Shawn Casemore • No Comment
Posted: April 23, 2012

Curious on how to become a more effective leader? During our many interactions with business managers, executives and leaders there are numerous traits that set the most effective leaders apart from the sea of mediocrity.

Here are the five most common:

  • Focus on facts and observations. A court of law makes judgements based on a review of the facts. Effective leaders use facts and observations to make decisions and judgement. In doing so, decisions are often more effective, and allow for what I call “unplanned preparation.” In the event comments or decisions are challenged, the leader will already have sufficient facts to support or debate concerns.
  • Lead with logic, not emotions. How rational (and fair) would you expect a police officers decision to be after engaging in a high speed chase? Most leaders are overwhelmed with information and tend to let looming deadlines and other challenges influence their actions and particularly their demeanor. The most effective leaders always lead with logic and dispel emotion from entering their decisions.
  • Face time. The most effective leaders invest time; in fact they are committed to spending time meeting with their team face to face. They recognize that team effectiveness requires the engagement of members, which can only be done through face to face discussion and information exchange.
  • Knowledge trumps skill. Most of the greatest organizational leaders recognize that they must have an understanding of how their team and organization function; however they do not need to be technically versed in every aspect of the team’s role.

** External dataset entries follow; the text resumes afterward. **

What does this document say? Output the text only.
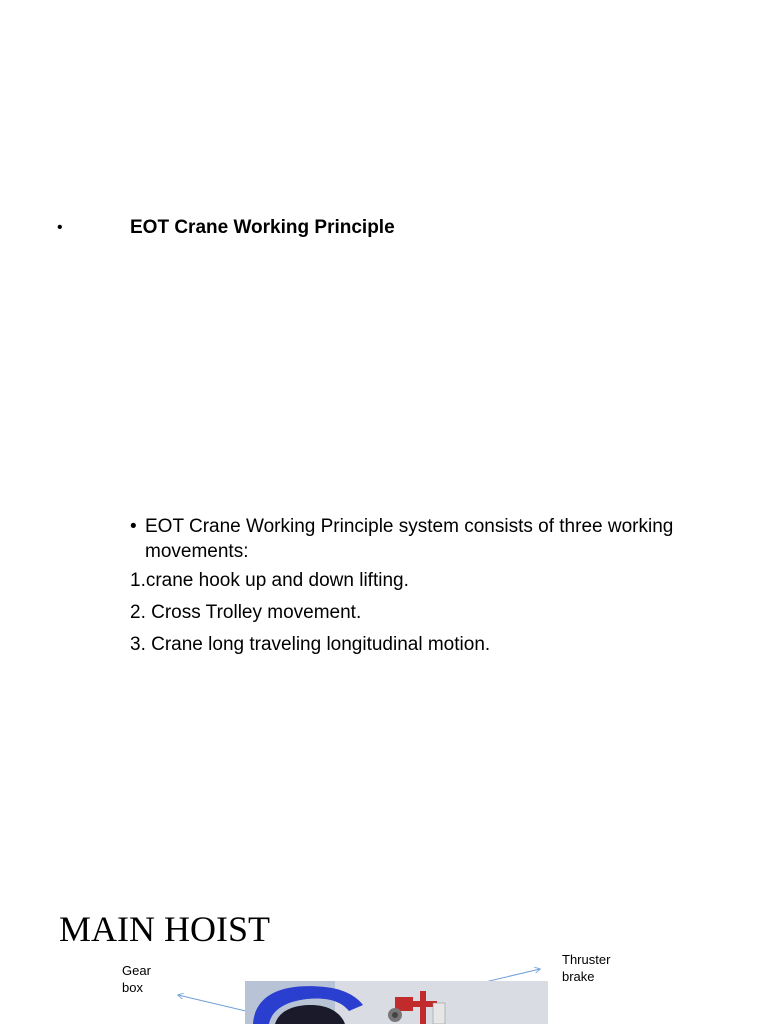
•	EOT Crane Working Principle
• EOT Crane Working Principle system consists of three working movements:
1.crane hook up and down lifting.
2. Cross Trolley movement.
3. Crane long traveling longitudinal motion.
MAIN HOIST
Gear box
Thruster brake
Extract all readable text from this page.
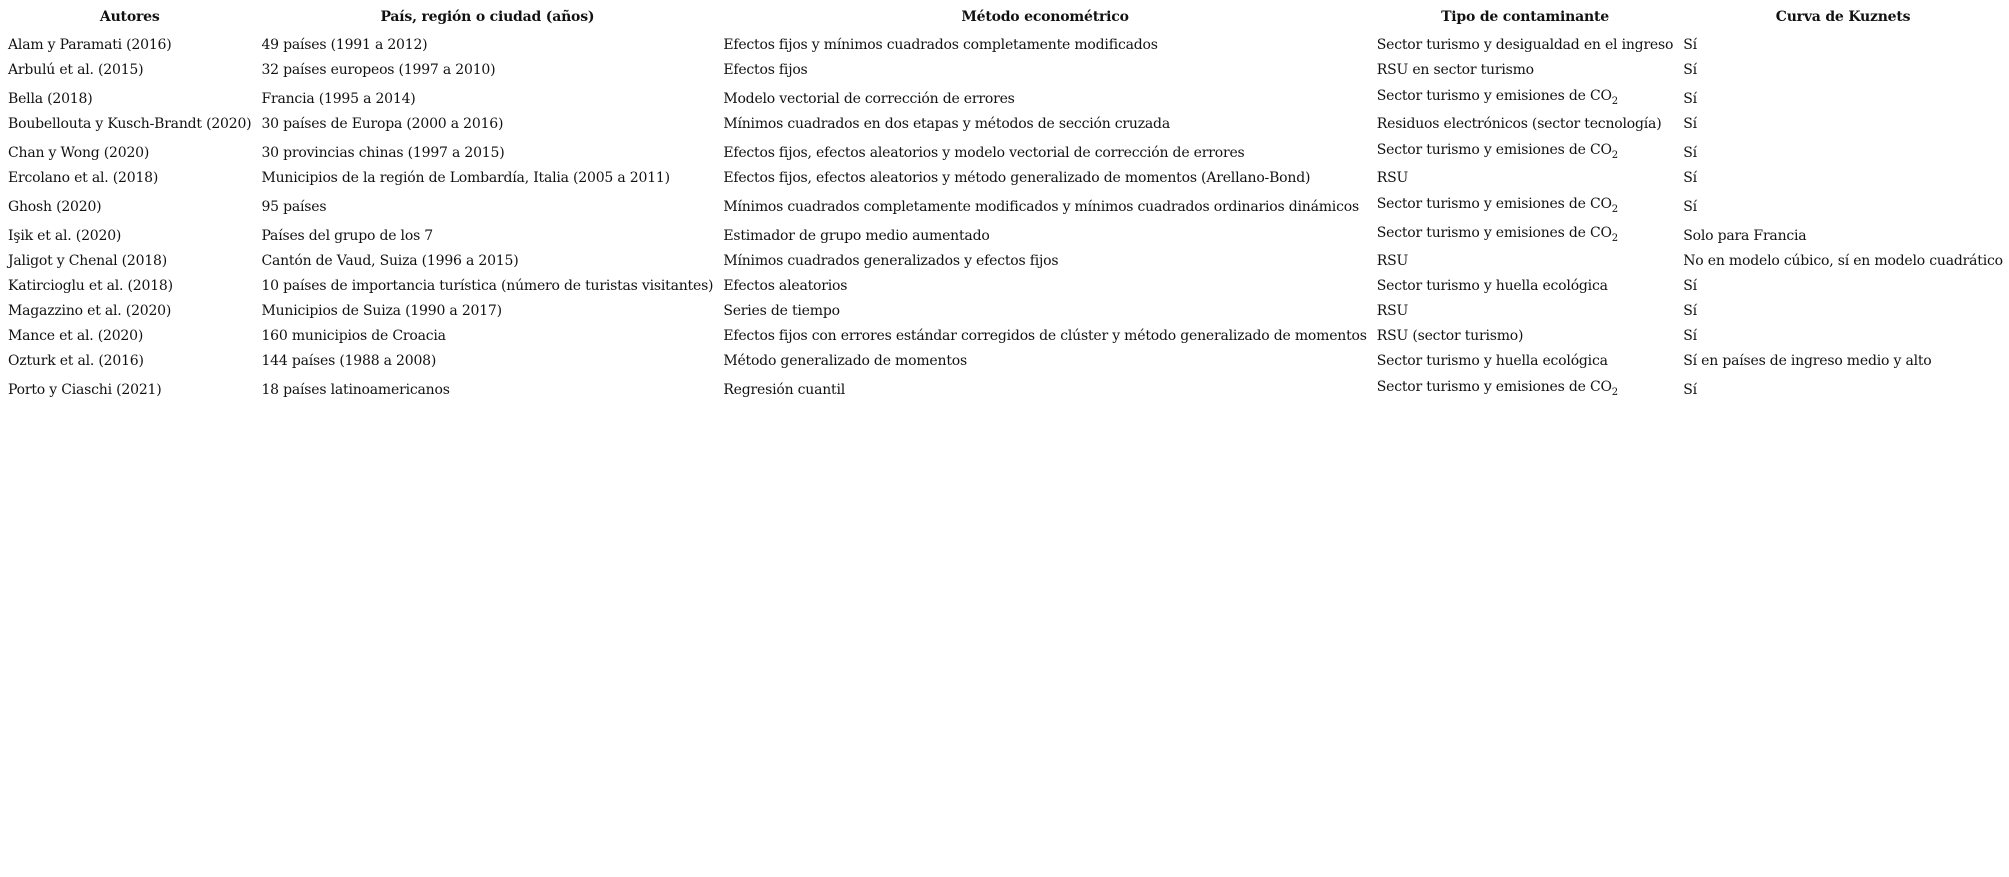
Autores	País, región o ciudad (años)	Método econométrico	Tipo de contaminante	Curva de Kuznets
Alam y Paramati (2016)	49 países (1991 a 2012)	Efectos fijos y mínimos cuadrados completamente modificados	Sector turismo y desigualdad en el ingreso	Sí
Arbulú et al. (2015)	32 países europeos (1997 a 2010)	Efectos fijos	RSU en sector turismo	Sí
Bella (2018)	Francia (1995 a 2014)	Modelo vectorial de corrección de errores	Sector turismo y emisiones de $CO_2$	Sí
Boubellouta y Kusch-Brandt (2020)	30 países de Europa (2000 a 2016)	Mínimos cuadrados en dos etapas y métodos de sección cruzada	Residuos electrónicos (sector tecnología)	Sí
Chan y Wong (2020)	30 provincias chinas (1997 a 2015)	Efectos fijos, efectos aleatorios y modelo vectorial de corrección de errores	Sector turismo y emisiones de $CO_2$	Sí
Ercolano et al. (2018)	Municipios de la región de Lombardía, Italia (2005 a 2011)	Efectos fijos, efectos aleatorios y método generalizado de momentos (Arellano-Bond)	RSU	Sí
Ghosh (2020)	95 países	Mínimos cuadrados completamente modificados y mínimos cuadrados ordinarios dinámicos	Sector turismo y emisiones de $CO_2$	Sí
Işik et al. (2020)	Países del grupo de los 7	Estimador de grupo medio aumentado	Sector turismo y emisiones de $CO_2$	Solo para Francia
Jaligot y Chenal (2018)	Cantón de Vaud, Suiza (1996 a 2015)	Mínimos cuadrados generalizados y efectos fijos	RSU	No en modelo cúbico, sí en modelo cuadrático
Katircioglu et al. (2018)	10 países de importancia turística (número de turistas visitantes)	Efectos aleatorios	Sector turismo y huella ecológica	Sí
Magazzino et al. (2020)	Municipios de Suiza (1990 a 2017)	Series de tiempo	RSU	Sí
Mance et al. (2020)	160 municipios de Croacia	Efectos fijos con errores estándar corregidos de clúster y método generalizado de momentos	RSU (sector turismo)	Sí
Ozturk et al. (2016)	144 países (1988 a 2008)	Método generalizado de momentos	Sector turismo y huella ecológica	Sí en países de ingreso medio y alto
Porto y Ciaschi (2021)	18 países latinoamericanos	Regresión cuantil	Sector turismo y emisiones de $CO_2$	Sí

Some of the greatest team coaches were never an expert in every position, but understood the dynamics of their team and how to motivate and build talent.
  • Filter versus forward. The worst leaders (or the most inexperienced ones) are those who take feedback from outside their team (i.e. corporate feedback, customer feedback) and simply transmit or pass along the information, without first understanding it’s impacts on the team members and their mission. If you are leading a team and not pushing back and questioning the validity or premise of some of the information you are asked to communicate, you are not being effective as a leader.

Not sure how to integrate these into your daily activities? Start by becoming more self aware of how you interact and manage your team. Through self-awareness you will start to recognize opportunities to alter your actions and language in order to become more effective.